Indignatevi è il caso letterario del momento. Uscito in Francia nel Dicembre 2010, “Indignez-vous!” è l’urlo di una generazione che voleva cambiare il mondo e si è ritrovata invece una società frammentata, dove “l’interesse particolare prevale su quello generale” e “non c’è nessuna prospettiva di sviluppo sostenibile”.
Portavoce di questa rabbia è Stephane Hessel, ex partigiano diversamente giovane (93 anni), con una storia che non ha bisogno di essere romanzata per essere emozionante. Scappato tre volte da diversi campi di concentramento nazisti, impegna la sua vita nella carriera diplomatica, lavorando alle Nazioni Unite e nella commissione che poi stilò la Dichiarazione Universale dei Diritti dell’Uomo.
In questo breve pamphlet, più una raccolta di pensieri che un libro vero e proprio, il partigiano francese ci racconta quale visione aveva pensato di tramandare dopo le lotte partigiane: una società “volta ad assicurare mezzi di sostentamento a tutti i cittadini, un’equa distribuzione delle ricchezze prodotte dal lavoro, una stampa libera e un’istruzione progredita” Questi erano gli ideali usciti dalla Resistenza francese, generati dall’indignazione provocata dai sistemi totalitari e dalle barbarie della Seconda Guerra Mondiale.
Ma oggi purtroppo non è così. Adesso vince il “me ne frego”, l’arte di arrangiarsi, l’indifferenza, considerat a da Hassel il peggiore degli atteggiamenti, che “ci fa perdere la capacità di indignarsi e l’impegno che ne consegue”. C’è la paura che l’ineguaglianza sociale, l’intolleranza verso l’altro, il disprezzo dei più deboli e della cultura, la competizione sfrenata, siano i germi per un ritorno al fascismo o altri totalitarismi.
Ma come possono le nuove generazioni tornare a lottare per un mondo più giusto e libero?
Ai giovani viene chiesto di ritornare a quel sentimento di indignazione, motore di libertà e di conquiste sociali, per provare a cambiare nuovamente le storture di questo mondo.
“Disubbidire” a chi ci vuole imporre un modello di società lontano dalla scuola pubblica, asservita al denaro e poco attenta allo sviluppo della creatività e dello spirito critico. “Siamo tutti responsabili di quello che non abbiamo saputo evitare” diceva Sartre, professore di Hassel.
E l’individuo ha la grande possibilità di andare verso una “maggiore libertà e una maggiore giustizia” muovendo le stesse sensazioni anche negli altri individui, per una maggiore consapevolezza collettiva.
Secondo l’intellettuale francese possiamo già individuare due grandi sfide che richiedono la nostra mobilitazione:
1) L’immenso divario tra ricchi e poveri, che sta aumentando sempre di più
2) I diritti dell’uomo e lo stato del pianeta, schiacciati dall’individualismo sfrenato
“In un mondo che ha superato il confronto delle ideologie, il messaggio di uomini come Martin Luter King, è assolutamente attuale.
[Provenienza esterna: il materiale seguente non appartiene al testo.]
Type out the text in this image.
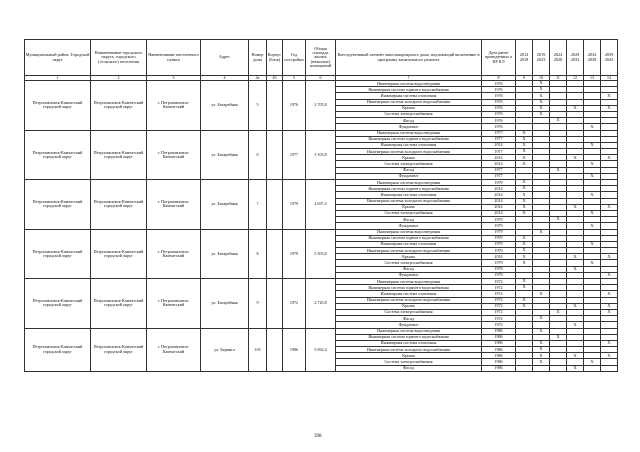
Муниципальный район, Городской округ	Наименование городского округа, городского (сельского) поселения	Наименование населенного пункта	Адрес	Номер дома	Корпус (блок)	Год постройки	Общая площадь жилых (нежилых) помещений	Конструктивный элемент многоквартирного дома, подлежащий включению в программу капитального ремонта	Дата ранее проведенных к КР КЭ	2014 2018	2019 2023	2024 2028	2029 2033	2034 2038	2039 2043
1	2	3	4	4а	4б	5	6	7	8	9	10	11	12	13	14
Петропавловск-Камчатский городской округ	Петропавловск-Камчатский городской округ	г. Петропавловск-Камчатский	ул. Батарейная	5		1976	2 705,8	Инженерная система водоотведения	1976		X				
								Инженерная система горячего водоснабжения	1976		X				
								Инженерная система отопления	1976		X				X
								Инженерная система холодного водоснабжения	1976		X				
								Крыша	1976		X		X		X
								Система электроснабжения	1976		X				
								Фасад	1976			X			
								Фундамент	1976					X	
Петропавловск-Камчатский городской округ	Петропавловск-Камчатский городской округ	г. Петропавловск-Камчатский	ул. Батарейная	6		1977	3 103,8	Инженерная система водоотведения	1977	X					
								Инженерная система горячего водоснабжения	1977	X					
								Инженерная система отопления	2014	X				X	
								Инженерная система холодного водоснабжения	1977	X					
								Крыша	2014	X			X		X
								Система электроснабжения	2014	X				X	
								Фасад	1977			X			
								Фундамент	1977					X	
Петропавловск-Камчатский городской округ	Петропавловск-Камчатский городской округ	г. Петропавловск-Камчатский	ул. Батарейная	7		1979	4 697,4	Инженерная система водоотведения	1979	X					
								Инженерная система горячего водоснабжения	2014	X					
								Инженерная система отопления	2014	X				X	
								Инженерная система холодного водоснабжения	2014	X					
								Крыша	2014	X			X		X
								Система электроснабжения	2014	X				X	
								Фасад	1979			X			
								Фундамент	1979					X	
Петропавловск-Камчатский городской округ	Петропавловск-Камчатский городской округ	г. Петропавловск-Камчатский	ул. Батарейная	8		1979	5 303,8	Инженерная система водоотведения	1979		X				
								Инженерная система горячего водоснабжения	1979	X					
								Инженерная система отопления	1979	X				X	
								Инженерная система холодного водоснабжения	1979	X					
								Крыша	2014	X			X		X
								Система электроснабжения	1979	X				X	
								Фасад	1979				X		
								Фундамент	1979						X
Петропавловск-Камчатский городской округ	Петропавловск-Камчатский городской округ	г. Петропавловск-Камчатский	ул. Батарейная	9		1972	2 720,8	Инженерная система водоотведения	1972	X					
								Инженерная система горячего водоснабжения	1972	X					
								Инженерная система отопления	1972		X				X
								Инженерная система холодного водоснабжения	1972	X					
								Крыша	1972	X			X		X
								Система электроснабжения	1972			X			X
								Фасад	1972		X				
								Фундамент	1972				X		
Петропавловск-Камчатский городской округ	Петропавловск-Камчатский городской округ	г. Петропавловск-Камчатский	ул. Беринга	103		1986	5 062,4	Инженерная система водоотведения	1986		X				
								Инженерная система горячего водоснабжения	1986			X			
								Инженерная система отопления	1986		X				X
								Инженерная система холодного водоснабжения	1986		X				
								Крыша	1986		X		X		X
								Система электроснабжения	1986		X			X	
								Фасад	1986				X		
398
Il loro è un messaggio di speranza , speranza che le società moderne sappiano superare i conflitti attraverso una comprensione reciproca e una pazienza vigile. per riuscirci occorre basarsi sui diritti; e la violazione di questi, non importa per mano di chi, deve provocare la nostra indignazione.
Hassel, grande fautore della non-violenza, ritiene che la speranza sia la soluzione a ogni conflitto, insieme alla capacità di evitare l’accumulo di troppo odio. La violenza volta le spalle alla speranza,che è il vero motore di ogni rivoluzione o insurrezione, una massima che si può sintetizzare in questa frase: “Non bisognerebbe esasperare, bensì sperare. L’esasperazione è un rifiuto della speranza.”
Hassel, nonostante la rabbia che trasuda dalle sue parole, chiude il pamphlet con un messaggio di affetto alle nuove generazioni che faranno il XXI sec: “creare è resistere, resistere è creare”.